In case of foreclosure of any deed of trust, or mortgage, the trustee, mortgagee, or the trustee’s or mortgagee’s attorney shall record a notice of foreclosure that includes the date when, and the person to whom, a conveyance was made by reason of the foreclosure. In the event the entire obligation secured by a mortgage or deed of trust is satisfied by a sale of only a part of the property embraced within the terms of the mortgage or deed of trust, the trustee, mortgagee, or the trustee’s or mortgagee’s attorney shall indicate in the notice of foreclosure which property was sold.
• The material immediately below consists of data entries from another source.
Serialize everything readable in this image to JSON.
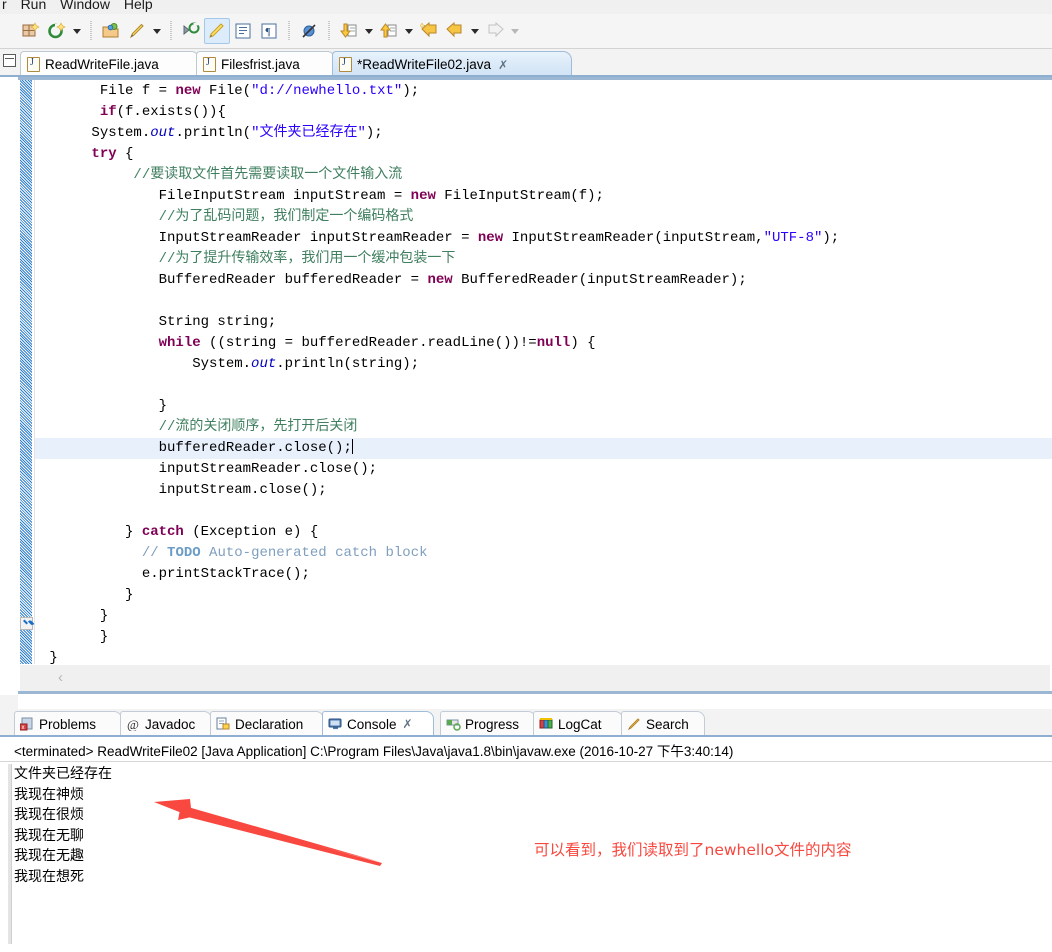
{
  "menu": {
    "items": [
      "r",
      "Run",
      "Window",
      "Help"
    ]
  },
  "toolbar": {
    "buttons": [
      {
        "name": "new-wizard",
        "icon": "new-wizard-icon"
      },
      {
        "name": "new-java-project",
        "icon": "new-java-project-icon"
      },
      {
        "name": "open-type",
        "icon": "open-type-icon"
      },
      {
        "name": "external-tools",
        "icon": "external-tools-icon"
      },
      {
        "name": "debug-last",
        "icon": "debug-last-icon"
      },
      {
        "name": "toggle-mark-occurrences",
        "icon": "highlighter-icon"
      },
      {
        "name": "show-whitespace",
        "icon": "show-whitespace-icon"
      },
      {
        "name": "toggle-block-selection",
        "icon": "pilcrow-icon"
      },
      {
        "name": "skip-breakpoints",
        "icon": "skip-all-breakpoints-icon"
      },
      {
        "name": "step-into",
        "icon": "down-arrow-doc-icon"
      },
      {
        "name": "step-return",
        "icon": "up-arrow-doc-icon"
      },
      {
        "name": "last-edit-location",
        "icon": "last-edit-location-icon"
      },
      {
        "name": "back",
        "icon": "back-arrow-icon"
      },
      {
        "name": "forward",
        "icon": "forward-arrow-icon"
      }
    ]
  },
  "editor_tabs": [
    {
      "label": "ReadWriteFile.java",
      "active": false,
      "dirty": false,
      "closable": false
    },
    {
      "label": "Filesfrist.java",
      "active": false,
      "dirty": false,
      "closable": false
    },
    {
      "label": "*ReadWriteFile02.java",
      "active": true,
      "dirty": true,
      "closable": true
    }
  ],
  "editor": {
    "close_glyph": "✗",
    "scroll_left_glyph": "‹",
    "code_lines": [
      {
        "indent": 7,
        "highlight": false,
        "parts": [
          {
            "t": "File f = ",
            "c": ""
          },
          {
            "t": "new",
            "c": "kw"
          },
          {
            "t": " File(",
            "c": ""
          },
          {
            "t": "\"d://newhello.txt\"",
            "c": "str"
          },
          {
            "t": ");",
            "c": ""
          }
        ]
      },
      {
        "indent": 7,
        "highlight": false,
        "parts": [
          {
            "t": "if",
            "c": "kw"
          },
          {
            "t": "(f.exists()){",
            "c": ""
          }
        ]
      },
      {
        "indent": 6,
        "highlight": false,
        "parts": [
          {
            "t": "System.",
            "c": ""
          },
          {
            "t": "out",
            "c": "fld"
          },
          {
            "t": ".println(",
            "c": ""
          },
          {
            "t": "\"文件夹已经存在\"",
            "c": "str"
          },
          {
            "t": ");",
            "c": ""
          }
        ]
      },
      {
        "indent": 6,
        "highlight": false,
        "parts": [
          {
            "t": "try",
            "c": "kw"
          },
          {
            "t": " {",
            "c": ""
          }
        ]
      },
      {
        "indent": 11,
        "highlight": false,
        "parts": [
          {
            "t": "//要读取文件首先需要读取一个文件输入流",
            "c": "cmt"
          }
        ]
      },
      {
        "indent": 14,
        "highlight": false,
        "parts": [
          {
            "t": "FileInputStream inputStream = ",
            "c": ""
          },
          {
            "t": "new",
            "c": "kw"
          },
          {
            "t": " FileInputStream(f);",
            "c": ""
          }
        ]
      },
      {
        "indent": 14,
        "highlight": false,
        "parts": [
          {
            "t": "//为了乱码问题，我们制定一个编码格式",
            "c": "cmt"
          }
        ]
      },
      {
        "indent": 14,
        "highlight": false,
        "parts": [
          {
            "t": "InputStreamReader inputStreamReader = ",
            "c": ""
          },
          {
            "t": "new",
            "c": "kw"
          },
          {
            "t": " InputStreamReader(inputStream,",
            "c": ""
          },
          {
            "t": "\"UTF-8\"",
            "c": "str"
          },
          {
            "t": ");",
            "c": ""
          }
        ]
      },
      {
        "indent": 14,
        "highlight": false,
        "parts": [
          {
            "t": "//为了提升传输效率，我们用一个缓冲包装一下",
            "c": "cmt"
          }
        ]
      },
      {
        "indent": 14,
        "highlight": false,
        "parts": [
          {
            "t": "BufferedReader bufferedReader = ",
            "c": ""
          },
          {
            "t": "new",
            "c": "kw"
          },
          {
            "t": " BufferedReader(inputStreamReader);",
            "c": ""
          }
        ]
      },
      {
        "indent": 0,
        "highlight": false,
        "parts": []
      },
      {
        "indent": 14,
        "highlight": false,
        "parts": [
          {
            "t": "String string;",
            "c": ""
          }
        ]
      },
      {
        "indent": 14,
        "highlight": false,
        "parts": [
          {
            "t": "while",
            "c": "kw"
          },
          {
            "t": " ((string = bufferedReader.readLine())!=",
            "c": ""
          },
          {
            "t": "null",
            "c": "kw"
          },
          {
            "t": ") {",
            "c": ""
          }
        ]
      },
      {
        "indent": 18,
        "highlight": false,
        "parts": [
          {
            "t": "System.",
            "c": ""
          },
          {
            "t": "out",
            "c": "fld"
          },
          {
            "t": ".println(string);",
            "c": ""
          }
        ]
      },
      {
        "indent": 0,
        "highlight": false,
        "parts": []
      },
      {
        "indent": 14,
        "highlight": false,
        "parts": [
          {
            "t": "}",
            "c": ""
          }
        ]
      },
      {
        "indent": 14,
        "highlight": false,
        "parts": [
          {
            "t": "//流的关闭顺序，先打开后关闭",
            "c": "cmt"
          }
        ]
      },
      {
        "indent": 14,
        "highlight": true,
        "parts": [
          {
            "t": "bufferedReader.close();",
            "c": ""
          },
          {
            "t": "|",
            "c": "caret"
          }
        ]
      },
      {
        "indent": 14,
        "highlight": false,
        "parts": [
          {
            "t": "inputStreamReader.close();",
            "c": ""
          }
        ]
      },
      {
        "indent": 14,
        "highlight": false,
        "parts": [
          {
            "t": "inputStream.close();",
            "c": ""
          }
        ]
      },
      {
        "indent": 0,
        "highlight": false,
        "parts": []
      },
      {
        "indent": 10,
        "highlight": false,
        "parts": [
          {
            "t": "} ",
            "c": ""
          },
          {
            "t": "catch",
            "c": "kw"
          },
          {
            "t": " (Exception e) {",
            "c": ""
          }
        ]
      },
      {
        "indent": 12,
        "highlight": false,
        "parts": [
          {
            "t": "// ",
            "c": "cmt2"
          },
          {
            "t": "TODO",
            "c": "todo"
          },
          {
            "t": " Auto-generated catch block",
            "c": "cmt2"
          }
        ]
      },
      {
        "indent": 12,
        "highlight": false,
        "parts": [
          {
            "t": "e.printStackTrace();",
            "c": ""
          }
        ]
      },
      {
        "indent": 10,
        "highlight": false,
        "parts": [
          {
            "t": "}",
            "c": ""
          }
        ]
      },
      {
        "indent": 7,
        "highlight": false,
        "parts": [
          {
            "t": "}",
            "c": ""
          }
        ]
      },
      {
        "indent": 7,
        "highlight": false,
        "parts": [
          {
            "t": "}",
            "c": ""
          }
        ]
      },
      {
        "indent": 1,
        "highlight": false,
        "parts": [
          {
            "t": "}",
            "c": ""
          }
        ]
      }
    ]
  },
  "view_tabs": [
    {
      "label": "Problems",
      "icon": "problems-icon",
      "active": false,
      "closable": false
    },
    {
      "label": "Javadoc",
      "icon": "javadoc-at-icon",
      "active": false,
      "closable": false
    },
    {
      "label": "Declaration",
      "icon": "declaration-icon",
      "active": false,
      "closable": false
    },
    {
      "label": "Console",
      "icon": "console-icon",
      "active": true,
      "closable": true
    },
    {
      "label": "Progress",
      "icon": "progress-icon",
      "active": false,
      "closable": false
    },
    {
      "label": "LogCat",
      "icon": "logcat-icon",
      "active": false,
      "closable": false
    },
    {
      "label": "Search",
      "icon": "search-pencil-icon",
      "active": false,
      "closable": false
    }
  ],
  "console": {
    "header": "<terminated> ReadWriteFile02 [Java Application] C:\\Program Files\\Java\\java1.8\\bin\\javaw.exe (2016-10-27 下午3:40:14)",
    "output_lines": [
      "文件夹已经存在",
      "我现在神烦",
      "我现在很烦",
      "我现在无聊",
      "我现在无趣",
      "我现在想死"
    ]
  },
  "annotation": {
    "text": "可以看到，我们读取到了newhello文件的内容",
    "color": "#f8483f"
  },
  "colors": {
    "keyword": "#7f0055",
    "string": "#2a00ff",
    "comment": "#3f7f5f",
    "javadoc_comment": "#7f9fbf",
    "field": "#0000c0",
    "tab_active_bg": "#d7e9fa",
    "accent_border": "#8fafd0",
    "highlight_line": "#e8f0fb"
  }
}
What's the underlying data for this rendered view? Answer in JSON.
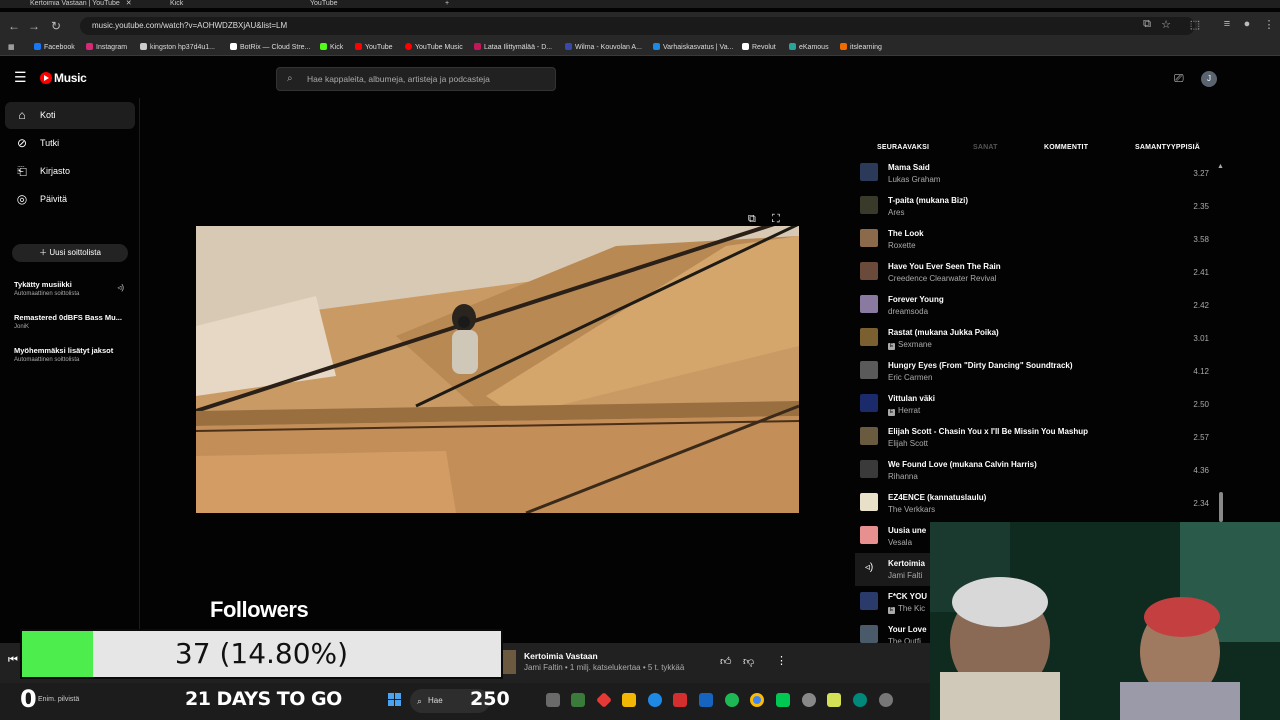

A notice of foreclosure shall consist of a separate instrument, or that part of the original deed of trust or mortgage rerecorded, reciting the information required hereinabove, the names of the original parties to the original instrument foreclosed, and the recording data for the instrument foreclosed. A notice of foreclosure shall be indexed by the register of deeds in accordance with N.C. Gen. Stat. § 161-14.1 (1923, c. 192, s. 2; C.S., s. 2594(a); 1949, c. 720, s. 2; 1963, c. 1021, s. 2; 1971, c. 985; 1991, c. 114, s. 3; 1993, c. 305, s. 24; 2005-123, s. 1; 2006-226, s. 13.)